Surprise Ending!
- daveingrey3
- Feb 1
- 3 min read
“Therefore everyone who hears these words of mine and puts them into practice is like a wise man who built his house on the rock. The rain came down, the streams rose, and the winds blew and beat against that house; yet it did not fall, because it had its foundation on the rock. But everyone who hears these words of mine and does not put them into practice is like a foolish man who built his house on sand. The rain came down, the streams rose, and the winds blew and beat against that house, and it fell with a great crash.”
I think there is a tendency to look past exactly what Jesus is saying here. “These words of mine” - the rock to build our house on - means having a humble and contrite heart, turning the other cheek, walking a second mile, loving our enemies. These are not weaknesses but strengths. This extraordinary type of love and forgiveness will see you through life’s storms.
I get the sense that many church-goers today don’t believe this. A friend of mine says, “That’s nice, Dave, but in real life, people on the other side have guns.” He served in combat so he knows firsthand. Among soldiers, I think of someone like Dick Winters, of Band of Brothers fame, Sgt. Alvin York, a would-be conscientious objector, or Desmond Doss, a “conscientious collaborator” who served as a medic but refused to carry a gun. The latter two were Congressional Medal of Honor winners. It is possible to serve in combat and keep your faith. But Christ did more than that and so must we.
Legally, a Roman soldier could force a non-Roman to carry their gear for one mile along the Roman roads (which were marked for distance). Now imagine someone being bullied into doing this, turning to the soldier and saying, “I will carry your load two miles, not one.” Who has the power at that point? How does that change the perspective of the soldier? Turning the other cheek is for when someone insults you, slaps your face, not for when someone beats you.

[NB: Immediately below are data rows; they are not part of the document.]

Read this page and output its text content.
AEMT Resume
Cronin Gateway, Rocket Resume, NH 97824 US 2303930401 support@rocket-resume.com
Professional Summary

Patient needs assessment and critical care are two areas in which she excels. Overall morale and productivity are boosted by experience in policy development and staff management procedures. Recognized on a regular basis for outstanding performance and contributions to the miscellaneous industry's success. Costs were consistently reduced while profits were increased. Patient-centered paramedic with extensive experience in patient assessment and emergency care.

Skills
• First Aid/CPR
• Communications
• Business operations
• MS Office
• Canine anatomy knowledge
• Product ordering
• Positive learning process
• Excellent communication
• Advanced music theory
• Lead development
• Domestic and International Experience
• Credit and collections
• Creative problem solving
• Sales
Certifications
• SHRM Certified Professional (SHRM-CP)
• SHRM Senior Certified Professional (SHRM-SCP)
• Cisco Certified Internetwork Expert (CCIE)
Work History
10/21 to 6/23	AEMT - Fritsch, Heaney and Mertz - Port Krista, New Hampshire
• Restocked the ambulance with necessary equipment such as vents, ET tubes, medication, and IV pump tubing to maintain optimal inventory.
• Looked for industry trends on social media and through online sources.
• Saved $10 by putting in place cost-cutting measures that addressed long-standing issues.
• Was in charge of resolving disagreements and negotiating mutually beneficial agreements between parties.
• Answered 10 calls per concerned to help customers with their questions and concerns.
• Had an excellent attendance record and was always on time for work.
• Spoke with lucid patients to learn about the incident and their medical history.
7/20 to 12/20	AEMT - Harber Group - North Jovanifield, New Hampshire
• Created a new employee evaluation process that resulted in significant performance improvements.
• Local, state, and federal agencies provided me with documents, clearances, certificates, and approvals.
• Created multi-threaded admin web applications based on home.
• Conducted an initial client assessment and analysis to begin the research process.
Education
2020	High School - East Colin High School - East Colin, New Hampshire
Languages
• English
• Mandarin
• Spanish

Again, imagine if someone says to me, “hey baldy!” I could insult them back, I could take it up a notch, or I could reverse things by insulting myself even further. “Baldy? What about my broken nose?” The first two reactions would clearly inflame the situation. The third?

Humility. The last shall be first and the first shall be last. God has made an upside-down kingdom. Jesus was born to poor parents, laid in a manger, not a palace. He grew up the son of a carpenter, thus presumably a carpenter himself. In those days, that usually meant he was a day-laborer, digging ditches, building mud-brick homes. He was not a land-owner, and thus had to work for his food. All that is guesswork, but reasonable. This God turned man changed everything forevermore by starting his preaching in the most remote parts of the long-lost kingdom of Israel. Does anything good come from Nazareth? Yes. Yes it does.
As Paul summarized in Philippians 2, "In your relationships with one another, have the same mindset as Christ Jesus: Who, being in very nature God, did not consider equality with God something to be used to his own advantage; rather, he made himself nothing by taking the very nature[b] of a servant, being made in human likeness. And being found in appearance as a man, he humbled himself by becoming obedient to death—even death on a cross!"